Zebda est ancré dans les mémoires et le cœur des gens. Que passe deux, cinq ou un quart de siècle il est quasiment impossible de rayer le groupe des mémoires. Aussi quand le groupe sort de l’ombre pour remettre le pied à l’étrier, il y a forcément un peu d’appréhension et d’attente. Leur nouvel album Second Tour connait un joli succès. Album clairement politique – c’est voulu, le groupe est connu pour son engagement – il se base sur les clichés dont souffre une partie de la population française : les arabes, les noirs, les gars des cités. Zebda, fils d’immigrés algériens installés à Toulouse, est donc bien placé pour aborder le sujet sur le ton de l’humour. Toulouse. La ville qui a été dans la tourmente avec l’affaire Mohamed Merah, ce français « d’origine algérienne » comme les médias n’ont eu de cesse de le rappeler. « On a tellement souhaité que ce soit un nazi, juste pour qu’on oublie un peu les arabes » avait confié Moustapha. On dit que la France aurait peur de ces étrangers. Peur de quoi ? De l’inconnu, ou d’une autre culture qu’elle n’a pas encore très bien compris ? Zebda tente de dédramatiser, de démonter les “on-dit que” avec leur album. Ils tournent les clichés en dérision, comme celui les femmes voilées, les mosquées. Fils d’ouvriers, ils rendent hommage à cette classe populaire délaissée par les politiciens.

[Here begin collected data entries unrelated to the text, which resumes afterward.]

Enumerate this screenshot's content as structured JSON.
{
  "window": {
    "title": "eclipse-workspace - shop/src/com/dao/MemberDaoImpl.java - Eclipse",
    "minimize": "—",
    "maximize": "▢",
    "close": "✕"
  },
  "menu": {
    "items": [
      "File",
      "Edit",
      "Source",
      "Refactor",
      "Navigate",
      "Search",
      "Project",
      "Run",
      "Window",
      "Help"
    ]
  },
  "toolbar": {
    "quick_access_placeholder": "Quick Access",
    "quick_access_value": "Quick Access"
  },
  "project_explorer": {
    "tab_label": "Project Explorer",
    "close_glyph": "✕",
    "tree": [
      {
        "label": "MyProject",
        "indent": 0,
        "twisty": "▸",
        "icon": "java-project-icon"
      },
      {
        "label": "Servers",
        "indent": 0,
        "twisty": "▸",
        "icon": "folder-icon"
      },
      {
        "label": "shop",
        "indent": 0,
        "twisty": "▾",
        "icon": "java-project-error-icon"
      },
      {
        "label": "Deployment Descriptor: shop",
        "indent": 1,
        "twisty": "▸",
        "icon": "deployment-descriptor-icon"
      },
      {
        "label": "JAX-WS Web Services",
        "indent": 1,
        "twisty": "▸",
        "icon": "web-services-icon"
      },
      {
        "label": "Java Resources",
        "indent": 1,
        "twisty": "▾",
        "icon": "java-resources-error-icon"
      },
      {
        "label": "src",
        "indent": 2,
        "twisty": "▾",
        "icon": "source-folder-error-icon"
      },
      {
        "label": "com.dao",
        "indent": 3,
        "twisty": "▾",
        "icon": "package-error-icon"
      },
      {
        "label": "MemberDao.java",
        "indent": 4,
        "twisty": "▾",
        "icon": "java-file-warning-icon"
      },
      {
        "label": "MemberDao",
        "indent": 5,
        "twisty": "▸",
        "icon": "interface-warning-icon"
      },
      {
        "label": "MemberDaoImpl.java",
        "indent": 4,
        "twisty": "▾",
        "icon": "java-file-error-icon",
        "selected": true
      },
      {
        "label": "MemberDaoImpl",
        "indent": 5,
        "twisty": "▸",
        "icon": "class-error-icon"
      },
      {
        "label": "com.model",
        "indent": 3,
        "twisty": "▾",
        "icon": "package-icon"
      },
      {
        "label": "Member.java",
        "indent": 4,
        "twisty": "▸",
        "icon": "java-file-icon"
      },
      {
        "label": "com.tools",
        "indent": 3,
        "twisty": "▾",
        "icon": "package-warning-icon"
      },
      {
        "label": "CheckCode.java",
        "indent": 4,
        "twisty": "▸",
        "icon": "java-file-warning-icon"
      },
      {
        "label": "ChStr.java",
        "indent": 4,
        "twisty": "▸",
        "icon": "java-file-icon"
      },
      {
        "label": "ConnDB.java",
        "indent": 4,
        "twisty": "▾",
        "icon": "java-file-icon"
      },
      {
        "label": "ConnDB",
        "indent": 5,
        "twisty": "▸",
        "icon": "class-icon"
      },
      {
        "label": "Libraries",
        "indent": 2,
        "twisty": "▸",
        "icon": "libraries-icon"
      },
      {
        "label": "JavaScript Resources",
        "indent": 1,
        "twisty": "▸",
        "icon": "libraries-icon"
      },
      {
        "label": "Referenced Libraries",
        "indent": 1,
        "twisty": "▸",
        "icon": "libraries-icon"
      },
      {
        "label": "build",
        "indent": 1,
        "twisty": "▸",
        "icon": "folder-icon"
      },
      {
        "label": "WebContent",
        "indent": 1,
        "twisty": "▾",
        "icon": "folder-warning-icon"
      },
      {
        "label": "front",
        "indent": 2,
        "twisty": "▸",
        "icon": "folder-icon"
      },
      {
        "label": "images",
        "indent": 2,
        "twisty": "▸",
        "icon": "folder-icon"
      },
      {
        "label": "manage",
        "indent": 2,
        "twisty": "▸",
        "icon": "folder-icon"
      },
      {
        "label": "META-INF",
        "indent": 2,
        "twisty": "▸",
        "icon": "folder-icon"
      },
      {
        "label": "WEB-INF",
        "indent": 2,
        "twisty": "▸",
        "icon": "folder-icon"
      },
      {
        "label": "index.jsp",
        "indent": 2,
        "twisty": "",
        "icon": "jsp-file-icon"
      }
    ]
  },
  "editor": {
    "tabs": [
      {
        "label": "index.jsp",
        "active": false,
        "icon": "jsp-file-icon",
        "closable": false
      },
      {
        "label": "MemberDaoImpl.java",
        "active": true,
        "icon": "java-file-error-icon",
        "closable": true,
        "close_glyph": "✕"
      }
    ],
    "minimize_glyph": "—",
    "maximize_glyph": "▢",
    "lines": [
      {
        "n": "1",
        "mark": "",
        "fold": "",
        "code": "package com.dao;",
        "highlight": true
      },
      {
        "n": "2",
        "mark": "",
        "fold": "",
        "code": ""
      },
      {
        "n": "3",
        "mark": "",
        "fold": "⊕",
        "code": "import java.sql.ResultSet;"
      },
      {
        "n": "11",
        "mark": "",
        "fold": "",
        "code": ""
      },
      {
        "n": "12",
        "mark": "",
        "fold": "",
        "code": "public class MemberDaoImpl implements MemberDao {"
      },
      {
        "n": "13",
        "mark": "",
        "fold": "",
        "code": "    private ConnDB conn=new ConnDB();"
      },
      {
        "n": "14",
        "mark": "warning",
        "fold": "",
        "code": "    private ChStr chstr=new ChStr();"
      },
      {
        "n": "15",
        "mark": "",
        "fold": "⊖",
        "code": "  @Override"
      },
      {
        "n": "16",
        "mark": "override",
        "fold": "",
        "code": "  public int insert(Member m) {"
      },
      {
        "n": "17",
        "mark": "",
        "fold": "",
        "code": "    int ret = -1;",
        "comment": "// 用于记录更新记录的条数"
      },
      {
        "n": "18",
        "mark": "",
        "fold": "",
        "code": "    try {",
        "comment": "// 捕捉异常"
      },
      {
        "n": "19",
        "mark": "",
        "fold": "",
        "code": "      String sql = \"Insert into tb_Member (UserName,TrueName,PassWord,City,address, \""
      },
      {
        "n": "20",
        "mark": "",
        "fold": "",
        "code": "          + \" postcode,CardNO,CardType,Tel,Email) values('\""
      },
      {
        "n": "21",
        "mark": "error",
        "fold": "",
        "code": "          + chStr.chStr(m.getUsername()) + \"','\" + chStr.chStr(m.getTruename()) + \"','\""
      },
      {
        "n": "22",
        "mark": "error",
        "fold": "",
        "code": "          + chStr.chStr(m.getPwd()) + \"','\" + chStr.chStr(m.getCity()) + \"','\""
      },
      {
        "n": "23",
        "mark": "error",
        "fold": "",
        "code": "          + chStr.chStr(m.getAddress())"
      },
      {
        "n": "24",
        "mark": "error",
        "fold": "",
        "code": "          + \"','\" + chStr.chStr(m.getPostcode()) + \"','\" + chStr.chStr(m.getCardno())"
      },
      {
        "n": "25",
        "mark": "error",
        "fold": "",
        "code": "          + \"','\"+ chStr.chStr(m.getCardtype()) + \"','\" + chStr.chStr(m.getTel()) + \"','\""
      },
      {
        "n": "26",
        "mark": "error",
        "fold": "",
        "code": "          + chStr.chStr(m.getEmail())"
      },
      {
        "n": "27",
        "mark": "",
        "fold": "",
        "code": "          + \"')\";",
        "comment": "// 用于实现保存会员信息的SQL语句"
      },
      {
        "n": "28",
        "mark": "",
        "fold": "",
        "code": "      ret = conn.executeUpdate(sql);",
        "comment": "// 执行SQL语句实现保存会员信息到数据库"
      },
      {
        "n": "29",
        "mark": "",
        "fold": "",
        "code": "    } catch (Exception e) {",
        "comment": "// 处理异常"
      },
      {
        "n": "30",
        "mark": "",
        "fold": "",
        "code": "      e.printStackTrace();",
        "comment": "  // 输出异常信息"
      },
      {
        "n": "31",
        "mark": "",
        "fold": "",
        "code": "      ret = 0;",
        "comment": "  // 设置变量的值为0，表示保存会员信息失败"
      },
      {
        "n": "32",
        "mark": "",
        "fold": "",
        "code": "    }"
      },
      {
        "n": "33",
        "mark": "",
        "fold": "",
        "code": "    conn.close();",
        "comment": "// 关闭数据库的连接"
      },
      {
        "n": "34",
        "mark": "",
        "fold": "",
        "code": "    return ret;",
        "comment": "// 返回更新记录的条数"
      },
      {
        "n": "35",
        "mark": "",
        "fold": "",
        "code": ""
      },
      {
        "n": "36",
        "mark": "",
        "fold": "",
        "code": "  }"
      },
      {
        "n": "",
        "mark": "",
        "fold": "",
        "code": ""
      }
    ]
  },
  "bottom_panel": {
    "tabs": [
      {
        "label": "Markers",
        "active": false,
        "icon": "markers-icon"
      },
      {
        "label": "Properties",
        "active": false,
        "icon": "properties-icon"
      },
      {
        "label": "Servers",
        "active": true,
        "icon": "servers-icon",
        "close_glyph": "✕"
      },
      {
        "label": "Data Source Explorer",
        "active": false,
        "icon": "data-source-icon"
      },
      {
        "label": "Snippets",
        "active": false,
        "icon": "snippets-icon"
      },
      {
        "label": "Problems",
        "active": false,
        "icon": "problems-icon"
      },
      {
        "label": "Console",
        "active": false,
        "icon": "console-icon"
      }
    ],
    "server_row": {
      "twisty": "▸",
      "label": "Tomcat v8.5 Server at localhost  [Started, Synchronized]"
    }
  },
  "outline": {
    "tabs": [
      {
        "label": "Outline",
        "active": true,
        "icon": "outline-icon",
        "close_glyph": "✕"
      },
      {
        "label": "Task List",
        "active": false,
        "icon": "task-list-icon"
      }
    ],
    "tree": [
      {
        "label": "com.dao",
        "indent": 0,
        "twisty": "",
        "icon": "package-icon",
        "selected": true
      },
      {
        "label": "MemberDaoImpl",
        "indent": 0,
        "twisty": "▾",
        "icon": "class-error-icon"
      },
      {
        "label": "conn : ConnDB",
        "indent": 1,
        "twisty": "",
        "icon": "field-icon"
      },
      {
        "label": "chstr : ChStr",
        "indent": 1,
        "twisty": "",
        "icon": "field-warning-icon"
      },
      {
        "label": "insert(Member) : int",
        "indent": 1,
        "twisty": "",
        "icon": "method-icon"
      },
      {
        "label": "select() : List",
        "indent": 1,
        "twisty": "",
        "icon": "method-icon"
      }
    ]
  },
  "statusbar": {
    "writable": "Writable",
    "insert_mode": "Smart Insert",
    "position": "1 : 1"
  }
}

Oui, Second Tour est clairement un album politique, le groupe ne s’en cache pas, et le revendique. « On n’aurait pas appelé notre album comme ça si ça ne l’était pas ». Leur engagement politique ils le montrent haut et fort. Ils en sont fiers. « Oui on est de gauche, c’est de notoriété publique », assure Madjyd. Ils avaient soutenu et soutiennent encore François Hollande pendant la campagne présidentielle, si bien que le candidat du Parti Socialiste a tenu à rendre visite au groupe pendant les balances du Printemps de Bourges.
Monde rêvé.
Ce côté très politisé n’effraie-t-il pas le groupe ? Ne risque-t-il pas de perdre une partie de leur public ? Pour le groupe la réponse est négative. « Il y a une différence entre la vie d’artiste et la vie politique. En tant qu’artiste on est privilégie car on a la parole. On a le droit de parler d’un monde rêvé, d’un monde meilleur, parce que c’est ce qu’on nous réclame » explique Moustapha « Et puis on fait une différence entre la scène et le reste. Sur scène on fait de la musique » ajoute Madjyd. Vraiment ? L’engagement politique demeure, puisqu’ils annonceront en guise d’ouverture de set que leur concert sera contre le “fascisme et l’intégrisme“. Politique ou pas, le concert restera une grande fête, et même si les années ont passés, même s’ils tous “quadra et pères de famille”, leur énergie, leur enthousiasme, leur joie du live demeure intact.
Motivés.
Sur scène justement, le groupe mettra le feu. Le public, très jeune pour la plupart, chantera chacun des titres de Zebda. Aussi bien les anciens morceaux (« Y’a pas d’arrangements », « Tomber la Chemise », « Le bruit et l’odeur”, le titre écrit en réaction à un discours sur les immigrés de Jacques Chirac) que les nouveaux (« Autour de l’Eglise », « Un je ne sais quoi », « On est chez nous »). Communion totale lorsqu’ils entament le dernier titre de la set-list : “Motivés“, ce titre inspiré par le “Chant des partisans”. Le Phénix et ses 6000 personnes se transformera en véritable chorale, le poing levé. Les retrouvailles entre le groupe et le public ont été plus que chaleureuses. En guise de conclusion Mouss lancera à la foule “L’identité, c’est le mouvement et le mouvement, c’est nous. Ce soir, on se met du baume au cœur : nous aussi on est nombreux !”.